Lo squalo è una razza a rischio di estinzione: sono circa 100 milioni le vittime della pesca eccessiva che ha spinto scienziati e oceanografi a lanciare un grido d’allarme. Di questo passo, in poche decadi, questi pesci rischierebbero di scomparire, ecco perché i ricercatori hanno scelto di giocare d’anticipo e porre all’attenzione dei media e degli addetti ai lavori questo problema, prima dell’inizio del CITES, la Conferenza sul Commercio delle specie minacciate che, in questi giorni, analizzerà in maniera approfondita le criticità dello squalo longimanus, dello squalo pinna bianca, dello smeriglio e di tre specie di squalo martello.

Gli squali vengono catturati per la preparazione della zuppa di pinne di squalo che nei paesi asiatici è considerata una prelibatezza. Il resto della carcassa viene buttato in mare. La lentezza nella riproduzione rende gli squali estremamente vulnerabili alla pesca eccessiva.

Questa pratica estremamente cruenta denominata finning ha raggiunto i 97 milioni di catture nel corso del 2010, dato di poco inferiore ai 100 milioni del 2000 e secondo una ricerca di alcuni scienziati nord americani la cifra potrebbe oscillare in un range compreso fra i 63 e i 27 milioni di catture.
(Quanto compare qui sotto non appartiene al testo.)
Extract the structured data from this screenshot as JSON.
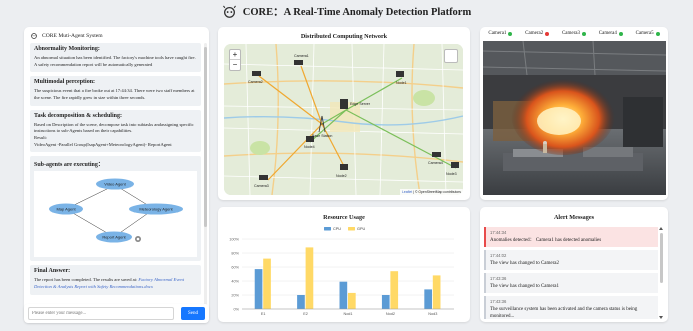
{
  "header": {
    "title": "CORE：A Real-Time Anomaly Detection Platform"
  },
  "left": {
    "system_name": "CORE Muti-Agent System",
    "messages": [
      {
        "heading": "Abnormality Monitoring:",
        "body": "An abnormal situation has been identified. The factory's machine tools have caught fire. A safety recommendation report will be automatically generated"
      },
      {
        "heading": "Multimodal perception:",
        "body": "The suspicious event that a fire broke out at 17:44:34. There were two staff members at the scene. The fire rapidly grew in size within three seconds."
      },
      {
        "heading": "Task decomposition & scheduling:",
        "body": "Based on Description of the scene, decompose task into subtasks andassigning specific instructions to sub-Agents based on their capabilities.",
        "result_label": "Result:",
        "result": "VideoAgent -Parallel Group(IsapAgent+MeteorologyAgent)- ReportAgent"
      },
      {
        "heading": "Sub-agents are executing：",
        "nodes": [
          "Video Agent",
          "Map Agent",
          "Meteorology Agent",
          "Report Agent"
        ]
      },
      {
        "heading": "Final Answer:",
        "body": "The report has been completed. The results are saved at:",
        "link": "Factory Abnormal Event Detection & Analysis Report with Safety Recommendations.docx"
      }
    ],
    "input_placeholder": "Please enter your message...",
    "send_label": "Send"
  },
  "network": {
    "title": "Distributed Computing Network",
    "zoom_in": "+",
    "zoom_out": "−",
    "nodes": [
      "Camera1",
      "Camera2",
      "Camera3",
      "Camera4",
      "Node1",
      "Node2",
      "Node3",
      "Node4",
      "Edge Server",
      "Base Station"
    ],
    "attribution_link": "Leaflet",
    "attribution_text": "| © OpenStreetMap contributors"
  },
  "resource": {
    "title": "Resource Usage"
  },
  "chart_data": {
    "type": "bar",
    "title": "Resource Usage",
    "categories": [
      "E1",
      "E2",
      "Nod1",
      "Nod2",
      "Nod3"
    ],
    "series": [
      {
        "name": "CPU",
        "color": "#5b9bd5",
        "values": [
          57,
          20,
          39,
          20,
          28
        ]
      },
      {
        "name": "GPU",
        "color": "#ffd966",
        "values": [
          72,
          88,
          23,
          54,
          48
        ]
      }
    ],
    "yticks": [
      "0%",
      "20%",
      "40%",
      "60%",
      "80%",
      "100%"
    ],
    "ylim": [
      0,
      100
    ],
    "legend": "top-center",
    "grid": true
  },
  "cameras": {
    "list": [
      {
        "name": "Camera1",
        "status": "#2fb54a"
      },
      {
        "name": "Camera2",
        "status": "#e53935"
      },
      {
        "name": "Camera3",
        "status": "#2fb54a"
      },
      {
        "name": "Camera4",
        "status": "#2fb54a"
      },
      {
        "name": "Camera5",
        "status": "#2fb54a"
      }
    ]
  },
  "alerts": {
    "title": "Alert Messages",
    "items": [
      {
        "time": "17:44:34",
        "text": "Anomalies detected： Camera1 has detected anomalies",
        "level": "danger"
      },
      {
        "time": "17:44:02",
        "text": "The view has changed to Camera2",
        "level": "info"
      },
      {
        "time": "17:43:36",
        "text": "The view has changed to Camera1",
        "level": "info"
      },
      {
        "time": "17:43:36",
        "text": "The surveillance system has been activated and the camera status is being monitored...",
        "level": "info"
      }
    ]
  }
}
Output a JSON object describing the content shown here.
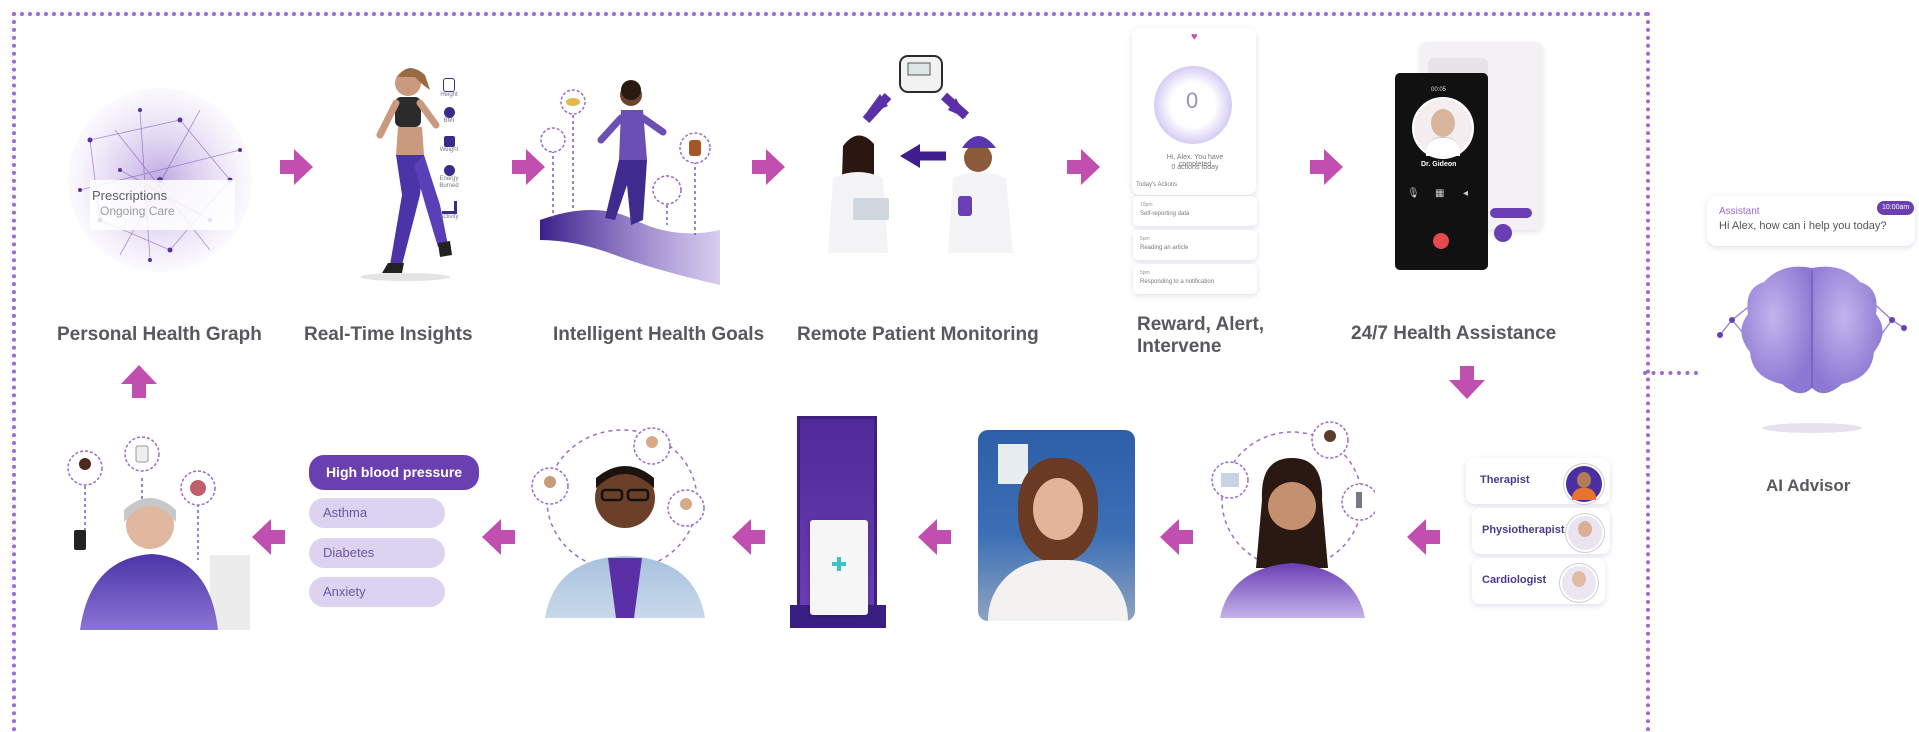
{
  "flow_top": [
    {
      "id": "graph",
      "label": "Personal Health Graph"
    },
    {
      "id": "insights",
      "label": "Real-Time Insights"
    },
    {
      "id": "goals",
      "label": "Intelligent Health Goals"
    },
    {
      "id": "monitoring",
      "label": "Remote Patient Monitoring"
    },
    {
      "id": "reward",
      "label": "Reward, Alert,\nIntervene"
    },
    {
      "id": "assist",
      "label": "24/7 Health Assistance"
    }
  ],
  "graph_node": {
    "title": "Prescriptions",
    "subtitle": "Ongoing Care"
  },
  "metrics": [
    "Height",
    "BMI",
    "Weight",
    "Energy Burned",
    "Activity"
  ],
  "app_card": {
    "score": "0",
    "greeting": "Hi, Alex. You have completed",
    "greeting2": "0 actions today",
    "section": "Today's Actions",
    "actions": [
      {
        "time": "10pm",
        "text": "Self-reporting data"
      },
      {
        "time": "5pm",
        "text": "Reading an article"
      },
      {
        "time": "5pm",
        "text": "Responding to a notification"
      }
    ]
  },
  "call": {
    "time": "00:05",
    "name": "Dr. Gideon"
  },
  "specialists": [
    "Therapist",
    "Physiotherapist",
    "Cardiologist"
  ],
  "conditions": [
    "High blood pressure",
    "Asthma",
    "Diabetes",
    "Anxiety"
  ],
  "advisor": {
    "label": "AI Advisor",
    "chat_role": "Assistant",
    "chat_time": "10:00am",
    "chat_text": "Hi Alex, how can i help you today?"
  },
  "colors": {
    "accent": "#c14fb0",
    "purple": "#6a3fb3",
    "frame": "#9b6bd0",
    "pill_active": "#6a40b0",
    "pill": "#dcd3f0"
  }
}
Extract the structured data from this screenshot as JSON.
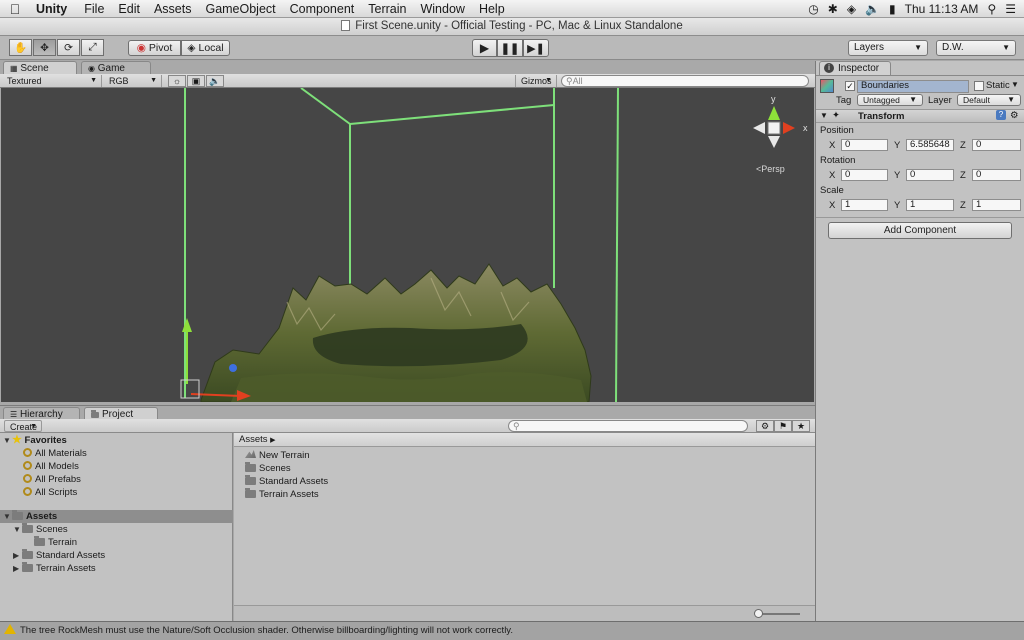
{
  "menubar": {
    "app": "Unity",
    "menus": [
      "File",
      "Edit",
      "Assets",
      "GameObject",
      "Component",
      "Terrain",
      "Window",
      "Help"
    ],
    "clock": "Thu 11:13 AM"
  },
  "window": {
    "title": "First Scene.unity - Official Testing - PC, Mac & Linux Standalone"
  },
  "toolbar": {
    "pivot": "Pivot",
    "local": "Local",
    "layers": "Layers",
    "layout": "D.W."
  },
  "scene": {
    "tab_scene": "Scene",
    "tab_game": "Game",
    "render_mode": "Textured",
    "color_mode": "RGB",
    "gizmos": "Gizmos",
    "search_placeholder": "All",
    "gizmo_y": "y",
    "gizmo_x": "x",
    "persp": "Persp"
  },
  "inspector": {
    "tab": "Inspector",
    "object_name": "Boundaries",
    "static_label": "Static",
    "tag_label": "Tag",
    "tag_value": "Untagged",
    "layer_label": "Layer",
    "layer_value": "Default",
    "component": "Transform",
    "position_label": "Position",
    "rotation_label": "Rotation",
    "scale_label": "Scale",
    "position": {
      "x": "0",
      "y": "6.585648",
      "z": "0"
    },
    "rotation": {
      "x": "0",
      "y": "0",
      "z": "0"
    },
    "scale": {
      "x": "1",
      "y": "1",
      "z": "1"
    },
    "add_component": "Add Component"
  },
  "project": {
    "tab_hierarchy": "Hierarchy",
    "tab_project": "Project",
    "create": "Create",
    "favorites": "Favorites",
    "favorite_items": [
      "All Materials",
      "All Models",
      "All Prefabs",
      "All Scripts"
    ],
    "assets_root": "Assets",
    "tree": [
      "Scenes",
      "Terrain",
      "Standard Assets",
      "Terrain Assets"
    ],
    "assets_header": "Assets",
    "asset_items": [
      "New Terrain",
      "Scenes",
      "Standard Assets",
      "Terrain Assets"
    ]
  },
  "status": {
    "message": "The tree RockMesh must use the Nature/Soft Occlusion shader. Otherwise billboarding/lighting will not work correctly."
  },
  "colors": {
    "scene_bg": "#464646",
    "bound_line": "#7ee07a",
    "selection": "#a3b5cf"
  }
}
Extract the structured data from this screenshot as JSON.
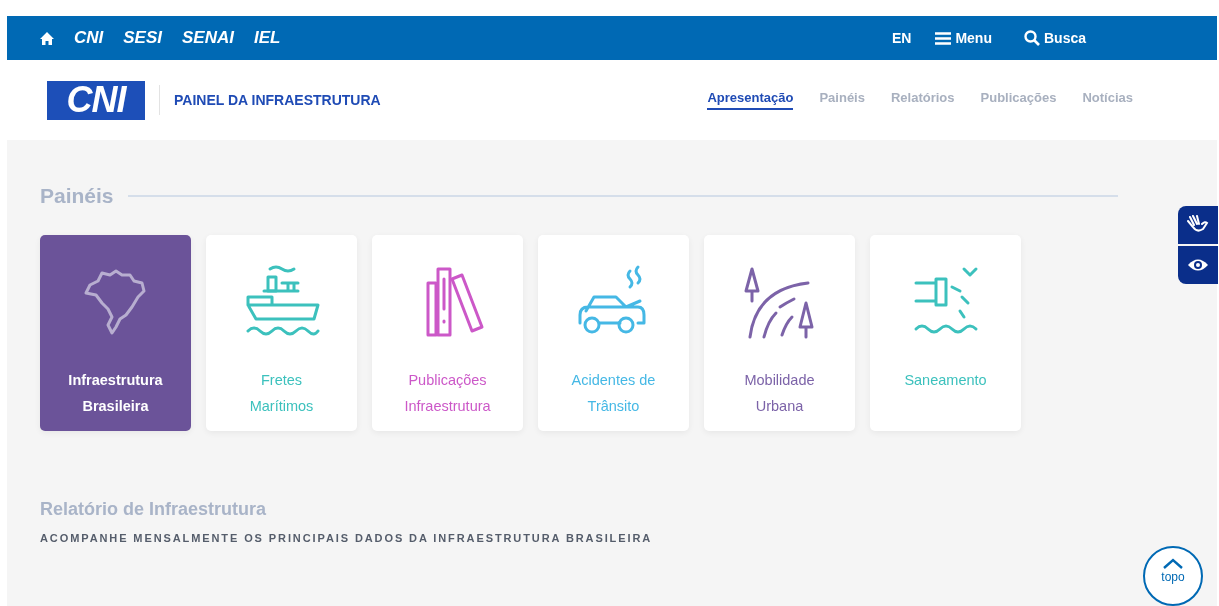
{
  "top_bar": {
    "links": [
      "CNI",
      "SESI",
      "SENAI",
      "IEL"
    ],
    "language": "EN",
    "menu": "Menu",
    "search": "Busca"
  },
  "header": {
    "logo": "CNI",
    "title": "PAINEL DA INFRAESTRUTURA",
    "nav": [
      {
        "label": "Apresentação",
        "selected": true
      },
      {
        "label": "Painéis",
        "selected": false
      },
      {
        "label": "Relatórios",
        "selected": false
      },
      {
        "label": "Publicações",
        "selected": false
      },
      {
        "label": "Notícias",
        "selected": false
      }
    ]
  },
  "panels": {
    "heading": "Painéis",
    "cards": [
      {
        "kind": "map",
        "lines": [
          "Infraestrutura",
          "Brasileira"
        ],
        "color": "#6b5399",
        "selected": true
      },
      {
        "kind": "ship",
        "lines": [
          "Fretes",
          "Marítimos"
        ],
        "color": "#3cc1bd",
        "selected": false
      },
      {
        "kind": "books",
        "lines": [
          "Publicações",
          "Infraestrutura"
        ],
        "color": "#cc58c8",
        "selected": false
      },
      {
        "kind": "car",
        "lines": [
          "Acidentes de",
          "Trânsito"
        ],
        "color": "#45b8e5",
        "selected": false
      },
      {
        "kind": "road",
        "lines": [
          "Mobilidade",
          "Urbana"
        ],
        "color": "#7c63a8",
        "selected": false
      },
      {
        "kind": "sanitation",
        "lines": [
          "Saneamento"
        ],
        "color": "#3cc1bd",
        "selected": false
      }
    ]
  },
  "report": {
    "title": "Relatório de Infraestrutura",
    "subtitle": "ACOMPANHE MENSALMENTE OS PRINCIPAIS DADOS DA INFRAESTRUTURA BRASILEIRA"
  },
  "back_to_top": "topo"
}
Sempre secondo queste stime gli squali uccisi ogni anno sarebbero fra il 6,4% e il 7,9% della popolazione totale.

Secondo Boris Worm della Dalhousie University di Halifax, gli squali non possono garantire – biologicamente – un ricambio tale da compensare le uccisioni e devono, dunque, essere presi provvedimenti finalizzati alla loro tutela. Anche se l’Unione Europea ha vietato la pratica del finning, mentre la pesca commerciale delle pinne, la carne, l’olio di fegato e la cartilagine continuano a non essere regolamentati.

E mentre il commercio aumenta e la pesca delle pinne diventa un business, i mari si svuotano. Negli ultimi otto anni, nella acque del Mozambico, gli avvistamenti sono diminuiti dell’86%.